Quite what Shindler would have made of the revelation in the Telegraph this week that City had spent close to a billion pounds in pursuit of the prize is too late to include in his book. But not even United, the old buyers of trophies, can come close to that sort of outlay. Nor, with a bunch of parasitical American owners to satisfy, are they likely to in future.
And how Shindler must have winced when he watched television coverage of the Manc derby the other week. On the advertising hoardings around the Etihad pitch were not the usual commercial messages for Bet Fred or Carling lager. What there were instead were ads for the Abu Dhabi Grand Prix, holidays in the Emirates and the endless number of destinations offered by Etihad airlines.
What City, the cosy, oddball, local institution Shindler once loved, have become is something of a different order altogether. They have become the promotional vehicle for an entire nation.
As far as the world is concerned, this newly dominant entity in the world's most followed league is not the product of the east side of Manchester. It is something to do with Abu Dhabi. Which is exactly what the owners want. That is what they bought the club for: to communicate their message. And whatever message it may be, it certainly is not the old one of serial incompetence.

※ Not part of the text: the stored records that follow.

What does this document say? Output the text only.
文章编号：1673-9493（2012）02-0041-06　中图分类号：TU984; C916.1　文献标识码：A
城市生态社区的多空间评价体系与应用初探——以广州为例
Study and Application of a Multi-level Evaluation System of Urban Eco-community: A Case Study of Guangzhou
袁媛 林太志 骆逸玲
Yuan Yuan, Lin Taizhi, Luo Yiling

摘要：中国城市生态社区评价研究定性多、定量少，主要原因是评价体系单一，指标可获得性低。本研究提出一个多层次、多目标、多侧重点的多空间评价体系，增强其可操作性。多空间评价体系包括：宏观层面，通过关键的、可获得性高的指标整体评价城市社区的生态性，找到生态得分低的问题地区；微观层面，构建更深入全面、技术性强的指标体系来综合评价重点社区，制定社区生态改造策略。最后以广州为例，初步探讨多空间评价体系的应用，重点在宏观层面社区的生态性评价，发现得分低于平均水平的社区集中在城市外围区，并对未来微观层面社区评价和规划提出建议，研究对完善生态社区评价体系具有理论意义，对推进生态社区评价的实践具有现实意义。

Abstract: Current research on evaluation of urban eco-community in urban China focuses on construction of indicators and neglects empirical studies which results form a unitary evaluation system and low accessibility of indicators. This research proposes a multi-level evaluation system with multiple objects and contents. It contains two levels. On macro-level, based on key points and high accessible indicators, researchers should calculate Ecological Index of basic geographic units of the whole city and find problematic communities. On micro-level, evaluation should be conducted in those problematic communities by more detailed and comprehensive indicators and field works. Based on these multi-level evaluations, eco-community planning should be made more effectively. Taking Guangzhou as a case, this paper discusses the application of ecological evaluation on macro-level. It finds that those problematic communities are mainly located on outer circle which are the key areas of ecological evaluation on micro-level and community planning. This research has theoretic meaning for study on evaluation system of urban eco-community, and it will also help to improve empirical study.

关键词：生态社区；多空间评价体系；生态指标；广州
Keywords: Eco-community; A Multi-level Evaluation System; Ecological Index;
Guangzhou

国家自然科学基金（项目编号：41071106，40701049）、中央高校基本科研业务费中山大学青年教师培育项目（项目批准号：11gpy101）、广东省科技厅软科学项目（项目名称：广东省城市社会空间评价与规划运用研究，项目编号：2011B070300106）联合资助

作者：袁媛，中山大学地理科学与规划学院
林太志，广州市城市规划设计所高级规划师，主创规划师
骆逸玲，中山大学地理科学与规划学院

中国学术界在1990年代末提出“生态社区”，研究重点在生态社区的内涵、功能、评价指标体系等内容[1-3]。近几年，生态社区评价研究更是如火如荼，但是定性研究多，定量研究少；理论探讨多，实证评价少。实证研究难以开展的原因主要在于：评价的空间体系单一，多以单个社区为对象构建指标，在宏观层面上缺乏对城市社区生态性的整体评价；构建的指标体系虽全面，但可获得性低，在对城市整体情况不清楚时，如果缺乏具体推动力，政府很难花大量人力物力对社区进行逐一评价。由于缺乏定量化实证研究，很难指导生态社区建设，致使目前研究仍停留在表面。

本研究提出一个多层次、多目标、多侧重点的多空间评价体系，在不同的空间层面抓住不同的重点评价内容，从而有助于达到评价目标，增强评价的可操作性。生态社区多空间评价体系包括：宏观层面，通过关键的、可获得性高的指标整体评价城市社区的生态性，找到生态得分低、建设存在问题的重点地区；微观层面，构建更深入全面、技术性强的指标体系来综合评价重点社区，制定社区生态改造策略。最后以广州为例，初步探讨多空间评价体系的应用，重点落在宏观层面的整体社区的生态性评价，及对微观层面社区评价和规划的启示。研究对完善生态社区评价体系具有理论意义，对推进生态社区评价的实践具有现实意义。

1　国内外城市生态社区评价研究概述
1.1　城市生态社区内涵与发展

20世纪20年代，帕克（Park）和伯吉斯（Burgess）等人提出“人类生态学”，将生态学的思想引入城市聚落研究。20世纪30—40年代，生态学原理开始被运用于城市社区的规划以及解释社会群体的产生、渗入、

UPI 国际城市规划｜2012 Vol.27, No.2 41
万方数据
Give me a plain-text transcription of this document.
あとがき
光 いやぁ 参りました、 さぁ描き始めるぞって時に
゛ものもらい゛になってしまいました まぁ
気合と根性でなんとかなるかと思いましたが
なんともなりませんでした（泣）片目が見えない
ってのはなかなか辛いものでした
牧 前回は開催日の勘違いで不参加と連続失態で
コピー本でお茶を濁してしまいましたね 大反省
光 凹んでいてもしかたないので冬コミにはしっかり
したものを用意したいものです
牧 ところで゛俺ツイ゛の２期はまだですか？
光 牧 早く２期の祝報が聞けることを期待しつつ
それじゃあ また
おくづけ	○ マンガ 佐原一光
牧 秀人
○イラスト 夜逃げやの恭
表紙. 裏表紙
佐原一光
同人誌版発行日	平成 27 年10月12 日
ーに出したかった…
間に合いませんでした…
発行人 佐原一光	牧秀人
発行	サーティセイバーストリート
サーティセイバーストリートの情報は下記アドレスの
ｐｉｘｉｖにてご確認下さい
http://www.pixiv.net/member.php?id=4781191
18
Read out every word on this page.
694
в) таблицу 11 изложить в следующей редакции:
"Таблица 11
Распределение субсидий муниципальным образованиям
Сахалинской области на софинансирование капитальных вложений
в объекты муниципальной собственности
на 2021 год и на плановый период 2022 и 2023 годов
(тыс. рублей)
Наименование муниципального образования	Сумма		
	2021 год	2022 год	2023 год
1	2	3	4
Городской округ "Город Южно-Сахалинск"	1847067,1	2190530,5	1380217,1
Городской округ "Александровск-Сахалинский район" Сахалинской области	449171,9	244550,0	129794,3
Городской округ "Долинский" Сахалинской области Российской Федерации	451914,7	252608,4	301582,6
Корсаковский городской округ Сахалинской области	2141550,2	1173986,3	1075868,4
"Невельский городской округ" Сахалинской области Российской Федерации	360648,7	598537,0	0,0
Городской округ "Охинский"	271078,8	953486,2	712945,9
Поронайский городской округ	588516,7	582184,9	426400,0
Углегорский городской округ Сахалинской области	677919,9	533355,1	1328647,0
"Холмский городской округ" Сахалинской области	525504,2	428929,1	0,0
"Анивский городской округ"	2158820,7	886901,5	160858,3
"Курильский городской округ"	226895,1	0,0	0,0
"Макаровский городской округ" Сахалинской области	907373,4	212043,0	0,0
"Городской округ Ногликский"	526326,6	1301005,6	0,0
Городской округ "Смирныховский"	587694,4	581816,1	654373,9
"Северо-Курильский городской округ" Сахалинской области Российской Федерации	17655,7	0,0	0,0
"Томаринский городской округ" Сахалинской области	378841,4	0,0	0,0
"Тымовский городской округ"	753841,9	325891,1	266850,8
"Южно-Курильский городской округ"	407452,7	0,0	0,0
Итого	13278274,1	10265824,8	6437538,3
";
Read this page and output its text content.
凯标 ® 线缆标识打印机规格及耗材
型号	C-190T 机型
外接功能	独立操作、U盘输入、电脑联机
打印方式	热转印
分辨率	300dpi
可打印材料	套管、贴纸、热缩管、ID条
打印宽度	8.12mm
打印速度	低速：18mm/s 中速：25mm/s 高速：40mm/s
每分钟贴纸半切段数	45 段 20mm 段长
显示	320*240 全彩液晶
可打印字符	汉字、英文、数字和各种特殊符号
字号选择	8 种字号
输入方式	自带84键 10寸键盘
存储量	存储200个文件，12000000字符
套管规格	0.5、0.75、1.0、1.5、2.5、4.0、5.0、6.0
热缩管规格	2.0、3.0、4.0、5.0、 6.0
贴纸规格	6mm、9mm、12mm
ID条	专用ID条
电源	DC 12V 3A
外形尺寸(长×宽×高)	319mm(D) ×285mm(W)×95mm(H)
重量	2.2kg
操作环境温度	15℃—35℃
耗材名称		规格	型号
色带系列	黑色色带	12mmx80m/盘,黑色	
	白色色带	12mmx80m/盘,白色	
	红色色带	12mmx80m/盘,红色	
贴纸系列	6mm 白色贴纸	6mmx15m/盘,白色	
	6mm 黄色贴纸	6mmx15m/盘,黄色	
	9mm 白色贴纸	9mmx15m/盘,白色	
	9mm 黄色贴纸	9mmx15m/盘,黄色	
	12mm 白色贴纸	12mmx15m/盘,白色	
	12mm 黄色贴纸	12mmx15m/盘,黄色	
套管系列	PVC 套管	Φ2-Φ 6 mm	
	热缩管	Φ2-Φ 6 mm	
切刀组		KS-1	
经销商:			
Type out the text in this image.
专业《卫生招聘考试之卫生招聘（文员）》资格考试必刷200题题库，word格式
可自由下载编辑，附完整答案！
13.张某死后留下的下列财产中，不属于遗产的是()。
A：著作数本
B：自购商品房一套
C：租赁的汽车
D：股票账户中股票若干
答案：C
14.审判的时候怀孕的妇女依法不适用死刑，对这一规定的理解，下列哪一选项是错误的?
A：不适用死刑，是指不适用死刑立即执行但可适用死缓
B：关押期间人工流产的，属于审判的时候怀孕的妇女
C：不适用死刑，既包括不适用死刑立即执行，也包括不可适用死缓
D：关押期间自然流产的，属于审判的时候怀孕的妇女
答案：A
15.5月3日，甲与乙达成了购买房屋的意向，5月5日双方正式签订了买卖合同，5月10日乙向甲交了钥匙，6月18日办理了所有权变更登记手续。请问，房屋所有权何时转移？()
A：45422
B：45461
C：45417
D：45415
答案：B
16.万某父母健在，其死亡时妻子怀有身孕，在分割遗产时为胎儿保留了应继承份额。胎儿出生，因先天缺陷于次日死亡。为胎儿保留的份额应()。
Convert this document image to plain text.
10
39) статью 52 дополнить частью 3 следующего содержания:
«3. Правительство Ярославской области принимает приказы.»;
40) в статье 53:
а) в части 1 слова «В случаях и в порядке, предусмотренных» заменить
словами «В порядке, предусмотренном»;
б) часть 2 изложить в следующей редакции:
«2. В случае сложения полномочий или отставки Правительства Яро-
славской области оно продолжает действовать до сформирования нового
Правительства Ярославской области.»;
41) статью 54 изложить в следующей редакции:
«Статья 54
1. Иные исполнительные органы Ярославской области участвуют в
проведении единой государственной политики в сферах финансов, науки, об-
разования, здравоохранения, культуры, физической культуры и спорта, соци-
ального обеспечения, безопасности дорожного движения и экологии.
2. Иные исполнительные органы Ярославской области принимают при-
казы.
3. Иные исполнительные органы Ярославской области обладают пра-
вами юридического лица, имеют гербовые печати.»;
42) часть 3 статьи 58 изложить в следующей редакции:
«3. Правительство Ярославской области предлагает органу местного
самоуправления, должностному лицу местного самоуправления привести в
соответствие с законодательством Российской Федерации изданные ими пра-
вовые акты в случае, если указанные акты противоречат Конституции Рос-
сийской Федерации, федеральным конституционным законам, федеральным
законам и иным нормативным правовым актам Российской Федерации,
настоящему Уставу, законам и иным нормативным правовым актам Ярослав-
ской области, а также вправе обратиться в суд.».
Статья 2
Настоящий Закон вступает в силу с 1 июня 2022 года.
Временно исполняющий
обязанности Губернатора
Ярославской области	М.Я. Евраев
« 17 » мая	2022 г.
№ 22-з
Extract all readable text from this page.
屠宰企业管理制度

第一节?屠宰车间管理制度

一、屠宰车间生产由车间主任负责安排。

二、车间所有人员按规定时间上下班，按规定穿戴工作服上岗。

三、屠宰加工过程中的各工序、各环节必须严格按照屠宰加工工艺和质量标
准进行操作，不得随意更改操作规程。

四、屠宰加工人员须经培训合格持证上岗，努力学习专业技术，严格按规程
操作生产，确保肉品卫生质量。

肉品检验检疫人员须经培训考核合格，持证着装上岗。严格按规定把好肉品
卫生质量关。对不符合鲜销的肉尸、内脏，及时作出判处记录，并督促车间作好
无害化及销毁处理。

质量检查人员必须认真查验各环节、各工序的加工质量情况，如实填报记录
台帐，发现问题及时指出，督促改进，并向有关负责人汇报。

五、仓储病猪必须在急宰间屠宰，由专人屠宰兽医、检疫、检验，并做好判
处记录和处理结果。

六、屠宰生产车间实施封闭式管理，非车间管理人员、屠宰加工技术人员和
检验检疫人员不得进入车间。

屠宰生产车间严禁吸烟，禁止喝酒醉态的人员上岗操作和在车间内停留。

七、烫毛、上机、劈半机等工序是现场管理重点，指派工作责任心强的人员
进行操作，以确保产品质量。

In a sense, Shindler is merely voicing a complaint that could be levelled at virtually every member of the Premier League. The connection between the fan and the club was severed from the moment they chucked themselves into Sky TV's marketing maw. The idea that the modern side is a reflection of the community in which it plies its trade is a quaint one.
James Gibson, the man who saved Manchester United back in Edwardian days, was certain in his purpose. He wanted, he said, to create a team of Manchester men to make Manchester proud. Sheik Mansour's purpose is altogether more ambitious: he wants to create an internationally acknowledged, winning team to put Abu Dhabi on the map.
But in that he is no different from most of the Premier League owners, who frankly would have no qualms transporting their franchise to another territory altogether if it was financially viable. These days, there are few outside Athletic Bilbao who make the kind of regionalist statement with their teams for which Shindler hankers. In order to compete, you need to an internationalist approach.
And it could be argued — and undoubtedly is in the boardrooms of our leading clubs — that frankly it doesn't matter. How many City fans worry too much about the subtle new focus of their beloved club? If it means they are now able to enjoy the sight of Yaya Toure in full flow, or watch Sergio Aguero or Vincent Kompany every fortnight, who are they to fret about the growing dislocation?
Besides, in the new circumstances, the choice of football club to follow has become a much more personal statement. It is not a matter of choosing one because of what it says about the place you come from. It is about selecting one that says something about your innate ability to back a winner. You use your club as a statement of personal power, to lord it over the loser who chose a different object of attention. And in that case, the most important thing about your choice is its ability to win.
The fact is, while Shindler may have a romantic point, for most of the club's fans, who have lived in their gloating red neighbours' shadow for so long, the only way Manchester City could be accused of ruining their lives is if they fail to beat QPR on Sunday and thus surrender the title.